Nuno Rogeiro
Paradoxalmente, a “geringonça” de Novembro de 2015 abriu o caminho a uma cooperação entre a “direita” e a “esquerda”, em vez de agravar o fosso entre as duas. Falo, claro, de “direita” e “esquerda”, no microcosmos que é o sistema partidário doméstico.
No resto da vida, já muitas pessoas colaboram em diversos projectos sociais, culturais, artísticos, desportivos, independentemente da sua “opção ideológica”, como se costumava dizer. E muitos, nas dimensões nacional, regional e local, entreajudam-se e organizam eventos “políticos” em sentido próprio, mas independentemente dos partidos, fora dos partidos e sem os partidos, embora ainda não, na maior parte dos casos conhecidos, contra os partidos.
Há dois anos, porém, António Costa conseguiu, no salão partidário, quadrar o círculo.
Pôs PCP e BE a apoiar, parlamentarmente, um governo que acredita na NATO, no “Ocidente”, no capitalismo moderno, na aliança estratégica com Washington, na união de Bruxelas e no euro, no combate ao terrorismo, do Iraque ao Afeganistão, no equilíbrio orçamental e na responsabilidade fiscal.

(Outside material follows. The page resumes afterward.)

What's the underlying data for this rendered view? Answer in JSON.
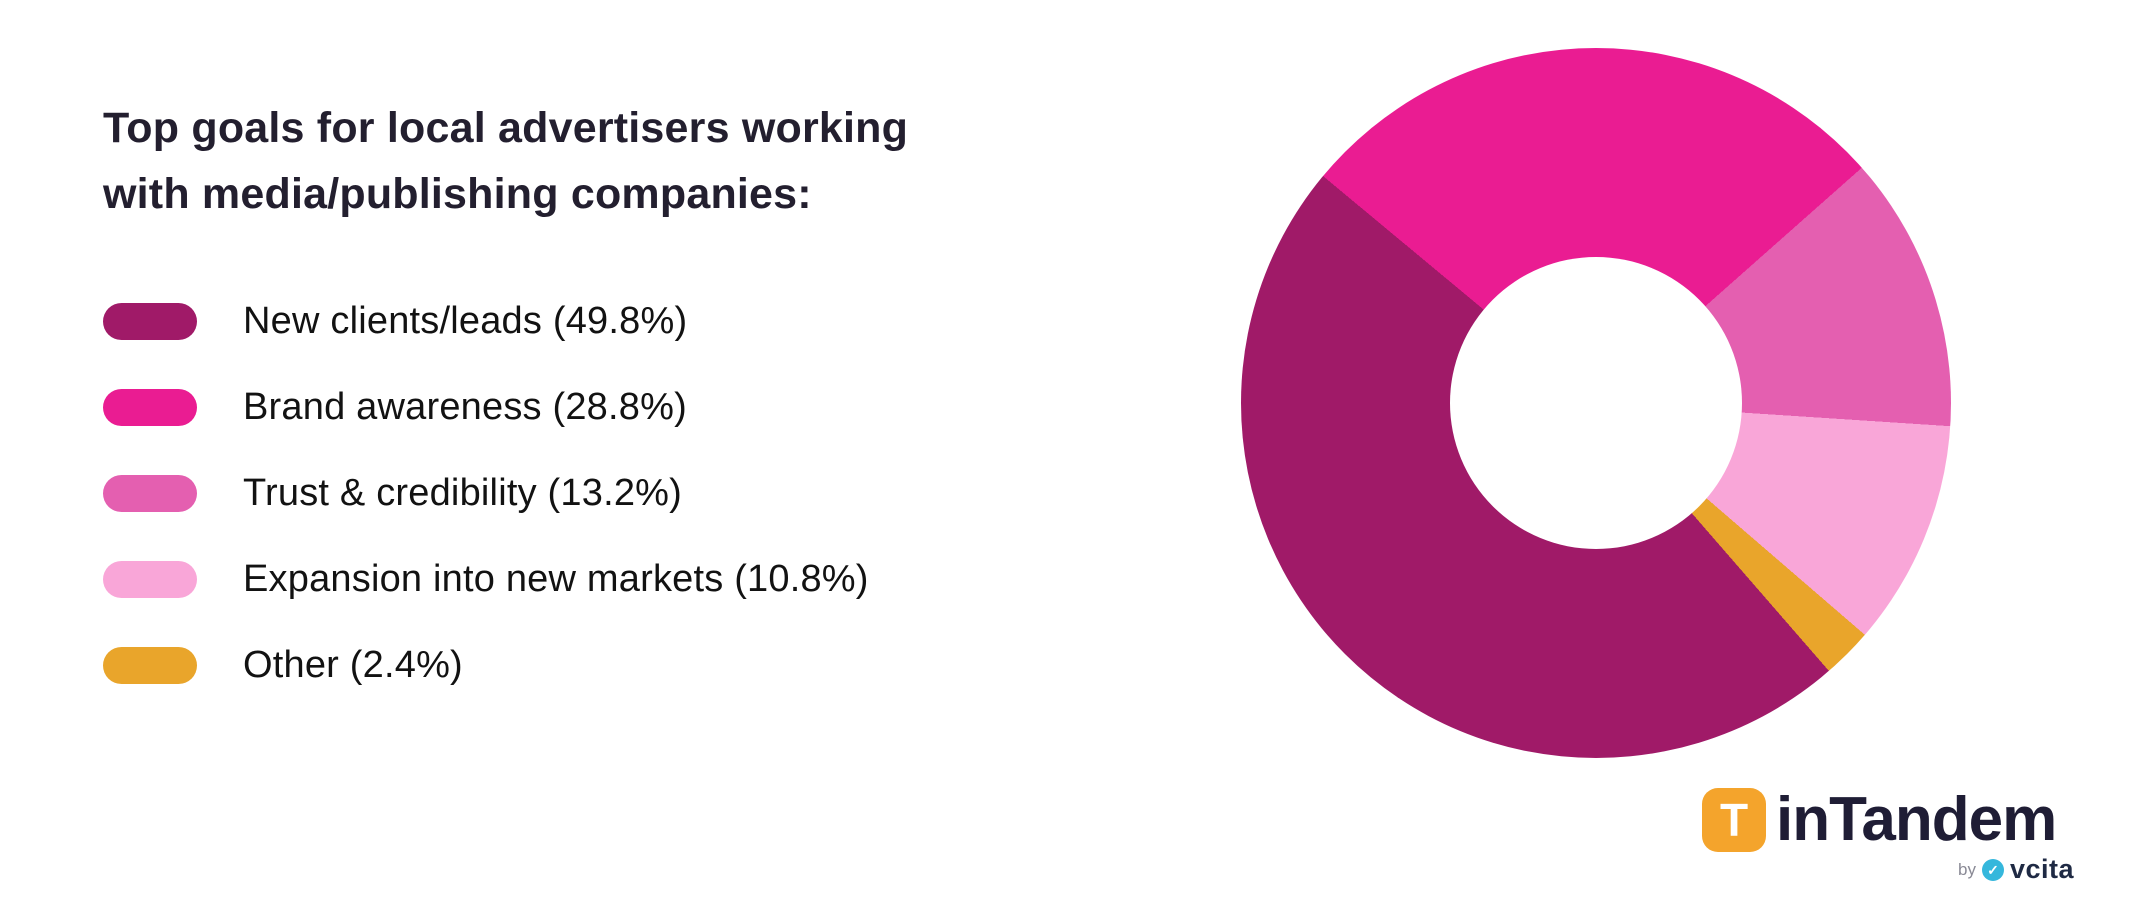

E esse apoio deu-se em troca de quê? Da declaração de que não há inimigo à “esquerda”, mas apenas “diferenças de planos, ideias e visões do mundo” (isto é, quase tudo).
Da promessa de restituição de “poder de compra aos trabalhadores e às classes mais desfavorecidas”. Do cancelamento (mais ou menos) rápido das medidas “de austeridade”. De uma “total abertura” às reivindicações dos grandes sindicatos (concessão ao PCP).
De uma ainda maior largueza face a medidas “revolucionárias” da moral e dos costumes tradicionais (concessão ao BE).
Como funciona isto na prática?
Como um casamento de conveniência, em que os nubentes não precisam de se amar, mas protegem um património comum: abstêm-se de comentar a fealdade de cada um, mas têm o olho atento ao possível desaparecimento dos diamantes.
Seria possível um “arranjo” parecido com um governo PSD-CDS, ou PSD apenas, fosse na versão PSL ou na modalidade Rio? Com o BE pareceme difícil, com o PCP não me parece impossível. Até agora, achou-se que a “comunhão de valores” entre os partidos do apregoado “arco de governabilidade” levava a coligações ou acordos (“pontuais”, “circunstanciais” ou “estratégicos”) apenas entre PSD, PS e CDS/PP. PCP e BE, como antes a UDP, pertenciam a outra galáxia.
Mas as coisas mudaram, face à dificuldade de formação de maiorias absolutas, ao desprestígio dos grupos parlamentares tradicionais, à abstenção, ao crescimento de independentes, às várias transformações doutrinais e ao aparecimento de novas tendências na moda partidária.
Em tempo de fome, todos comem sapos vivos. Formalmente, o recurso começou com o apoio de Cunhal a Soares. Mas teve a consumação perfeita na “geringonça”.
E sendo certo que PSD e CDS se reclamam como partidos cada vez mais “nacionais” e tentados a um certo populismo, cada vez mais “pragmáticos” e menos programáticos, e que o PCP também se nacionalizou, por fases, e defende hoje uma espécie de “patriotismo social”, não seria impensável um apoio deste a um governo daqueles, com as mesmas (ou mais) condições que colocou a Costa.
Muitos falam já disto. E não só nos recantos discretos, ou em sussurro. E não só por causa da impaciência de Marcelo.
E não só por causa dos “ses”, “mas” e “no entanto” na votação do OGE.
P.S. – O Urban Beach é um dos lugares de eleição de Lisboa, que devia orgulhar-nos. Teria tudo para ser um dos melhores espaços de diversão da Europa. Mas não pode haver transigência em matérias de vida ou de morte. E os poderes públicos têm de manter a tranquilidade na rua, com PSP ou Polícia Municipal. Esta coopera com aquela em matérias de protecção (LPM, art.2º, 2), identificando, detendo e conduzindo à justiça os surpreendidos em flagrante delito (LPM, art. 4º,1, al. e). O presidente da CML não pode assim cometer o grave dislate de dizer que não lhe compete a segurança da cidade.